Terutama kalau Antonio sedang kalut. Sebenarnya Antonio sendiri tidak tau kenapa dia merasa sepusing ini. Hatinya saat ini sedang tidak bisa di singgung sedikitpun.
Ia duduk ditemani botol-botol minuman yang beberapa saat ini sedikit banyak bisa membantunya meringankan rasa kesal
Selama ini semua keluarga nya selalu mencap Antonio tidak berguna. Dan bagi Antonio, itu biasa. Sudah puluhan bahkan ratusan kali Daddy dan Mommy-nya bilang begitu. Bahkan keluarga besar Daddy-nya.
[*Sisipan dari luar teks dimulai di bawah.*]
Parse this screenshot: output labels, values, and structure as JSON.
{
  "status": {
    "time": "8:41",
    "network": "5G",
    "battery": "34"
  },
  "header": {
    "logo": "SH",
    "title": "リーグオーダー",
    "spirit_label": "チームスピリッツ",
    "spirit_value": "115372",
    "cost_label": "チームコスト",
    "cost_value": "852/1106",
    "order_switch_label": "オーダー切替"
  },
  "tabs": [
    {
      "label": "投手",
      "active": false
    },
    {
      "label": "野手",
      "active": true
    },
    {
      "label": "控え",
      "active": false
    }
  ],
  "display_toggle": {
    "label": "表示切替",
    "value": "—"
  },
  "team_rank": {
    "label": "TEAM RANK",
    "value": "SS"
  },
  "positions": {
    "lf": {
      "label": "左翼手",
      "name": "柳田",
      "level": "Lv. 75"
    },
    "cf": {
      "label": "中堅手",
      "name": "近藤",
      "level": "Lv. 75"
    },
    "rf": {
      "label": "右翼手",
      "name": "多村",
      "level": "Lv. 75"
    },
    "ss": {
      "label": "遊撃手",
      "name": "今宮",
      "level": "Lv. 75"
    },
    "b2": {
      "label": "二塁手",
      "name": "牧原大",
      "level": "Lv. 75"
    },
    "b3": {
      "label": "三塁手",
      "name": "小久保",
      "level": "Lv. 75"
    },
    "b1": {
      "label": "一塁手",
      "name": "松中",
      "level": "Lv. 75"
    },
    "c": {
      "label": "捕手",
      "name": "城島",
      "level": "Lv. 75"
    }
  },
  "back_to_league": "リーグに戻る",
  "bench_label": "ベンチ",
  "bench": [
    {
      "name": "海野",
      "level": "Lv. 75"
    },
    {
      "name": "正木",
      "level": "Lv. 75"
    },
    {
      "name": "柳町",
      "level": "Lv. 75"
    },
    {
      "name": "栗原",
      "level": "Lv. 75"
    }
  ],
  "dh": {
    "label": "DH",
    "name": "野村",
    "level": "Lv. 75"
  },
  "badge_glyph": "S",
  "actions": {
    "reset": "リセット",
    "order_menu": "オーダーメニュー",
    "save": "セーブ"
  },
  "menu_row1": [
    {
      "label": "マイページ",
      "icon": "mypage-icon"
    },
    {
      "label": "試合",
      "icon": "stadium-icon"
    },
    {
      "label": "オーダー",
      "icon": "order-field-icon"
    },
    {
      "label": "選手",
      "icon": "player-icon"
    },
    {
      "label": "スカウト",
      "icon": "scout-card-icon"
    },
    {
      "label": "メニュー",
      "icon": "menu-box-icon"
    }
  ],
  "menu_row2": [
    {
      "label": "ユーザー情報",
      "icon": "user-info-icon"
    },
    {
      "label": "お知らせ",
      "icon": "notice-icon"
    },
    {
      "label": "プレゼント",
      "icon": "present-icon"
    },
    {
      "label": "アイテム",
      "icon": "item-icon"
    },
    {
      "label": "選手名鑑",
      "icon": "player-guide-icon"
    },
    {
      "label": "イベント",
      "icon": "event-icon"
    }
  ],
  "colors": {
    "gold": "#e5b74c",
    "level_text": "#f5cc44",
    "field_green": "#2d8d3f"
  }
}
Tapi selama ini dia tidak terlalu peduli. Tapi mendengar gadis itu tadi mengatakannya pecundang, entah kenapa dia benci mendengar kalimat itu.
Lancang sekali gadis kecil itu! Dia pikir dia siapa berani mengatakannya pecundang?
Rahang Antonio mengeras tiap kali mengingat kalimat Tya tadi siang. Gadis itu, dia ingin melihat sosok Antonio Frederick yang asli rupanya.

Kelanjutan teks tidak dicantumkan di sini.